Home on the Range – A former New Yorker's guide to the Texas adjustment

“Have you tried the H-E-B up the road?” asked the bearded barista at Starbucks as he grabbed my breakfast — a cranberry-orange muffin — from the display case.

“It’s Easter. It’s closed.”

The bearded barista smiled, realizing how right I was and how silly his comment had been.

“Where are you from?” he asked, knowing I was not used to, nor pleased, that the otherwise fine folk of H-E-B lock their sliding doors when bunnies are about.

Now, in New York, we love our Jesus, our rabbits, our pretty egg hunts, but this was balls to the wall re-dick — that being: so grossly ridiculous the situation at hand doesn’t even deserve more than four consonants and two vowels to describe the matter, let alone an honest word in the dictionary. Re-dick! This was my birthday weekend. I wanted to make breakfast in bed for my girl; I was out of tortillas, milk, peppers, soap, and worst of all when a girl is camped out on your futon waiting for your eventual return, toilet paper.

To add insult to injury, the Albertson’s just around the corner folded shop two weeks back and the H-E-B was the only game save Wal-Mart, a 20-minute drive south of my doorstep. This never would have happened in New York.

My fiancée had taken me to the Alamo Drafthouse the night before to see Grindhouse (which actually features Austin’s Alamo Drafthouse in the second story) and I was still drunk with grand delusions of what a fine zombie killer I would make, not to mention how awesome my fiancée would look with a machine gun as a prosthetic limb. My dip toward rage must have been apparent to the bearded wonder fetching my muffin; he offered me a free shot of some new-wave caramel-espresso junk that tasted like a bunny egg.

But it was too late. My gears were turning and I was planning a way to obtain my peppers and toilet paper.

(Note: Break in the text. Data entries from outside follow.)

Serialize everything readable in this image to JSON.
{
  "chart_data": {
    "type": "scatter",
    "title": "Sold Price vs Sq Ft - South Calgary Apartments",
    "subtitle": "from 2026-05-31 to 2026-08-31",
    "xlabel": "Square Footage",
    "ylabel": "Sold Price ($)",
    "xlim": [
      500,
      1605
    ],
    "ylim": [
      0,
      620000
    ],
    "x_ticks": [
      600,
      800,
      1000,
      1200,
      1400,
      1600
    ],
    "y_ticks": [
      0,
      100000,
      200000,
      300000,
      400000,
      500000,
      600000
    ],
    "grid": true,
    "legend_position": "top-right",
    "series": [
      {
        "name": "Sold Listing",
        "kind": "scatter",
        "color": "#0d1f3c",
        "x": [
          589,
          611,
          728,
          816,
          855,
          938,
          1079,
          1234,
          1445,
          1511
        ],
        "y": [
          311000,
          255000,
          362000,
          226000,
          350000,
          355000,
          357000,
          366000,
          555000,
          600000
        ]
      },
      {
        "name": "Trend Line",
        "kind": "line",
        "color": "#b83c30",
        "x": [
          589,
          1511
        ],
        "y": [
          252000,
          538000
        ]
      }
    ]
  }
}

I’m a simple man; I’m a writer, but my tax return says “College Professor.” Sunday mornings are important to me. I sleep in until seven (I traditionally rise at 4:30), have mud-black iced coffee, cook breakfast tacos in my boxers, watch the Sports Reports on ESPN, then Tim Russert on NBC, then grade papers at a medium pace whilst a sporting contest graces the television with the volume turned to mute until 60 Minutes comes on. With ever-present writing deadlines, lesson plans, and students to evaluate, I consider Sunday to be the one day of the week for me, the one day of the week I can listen to my fiancée talk about gardening and compost piles and all the other things she is interested in without her feeling as if she is blowing my time. And those Easter-lovin’ bunny fuckers at H-E-B weren’t about to ruin it for me.

It has been some time since I have broken into a building. (Mind you, the last time I did so it was my building, and I was locked out, and I never had to answer to anyone for that.) I know the
H-E-B like the back of my hand — I do shop there almost every day — and I would need to be in and out in 60 seconds before the fuzz busted me. I think I learned that from a Tarantino movie. And I knew just how I would do it.

I would slam my Toyota Tacoma through the plate-glass doors, take a hard right and drive past the deli to the fresh-produce partition. There I would grab peppers and onions. That should take 15 seconds. Across from the pepper stand are the tortillas. 20 seconds now. Then, past the frozen food case, around the meats and cheeses to pick up some eggs. That should come close to 30 seconds of thievery. Toilet paper is directly across from the dairy products. I am now at 35, maybe 40 seconds, leaving a solid 20 ticks of the clock to drive up to the “Holiday” aisle, drop my blue jeans, and piss all over the unbought Easter candy as I pump my fist in the sky like a Grindhouse antihero!

And with that final bladder-cleansing thought, I was interrupted by the bearded barista getting my muffin. “Try Thundercloud Subs. They are open. That would be a fun Easter brunch.”

Logic, reason, and above all else, accountability, returned to me. I
shouldn’t be re-dick. Let H-E-B have their Easter.

I had a New York Italian sub from Thundercloud. But not before I pilfered some toilet paper from my friendly neighborhood Starbucks.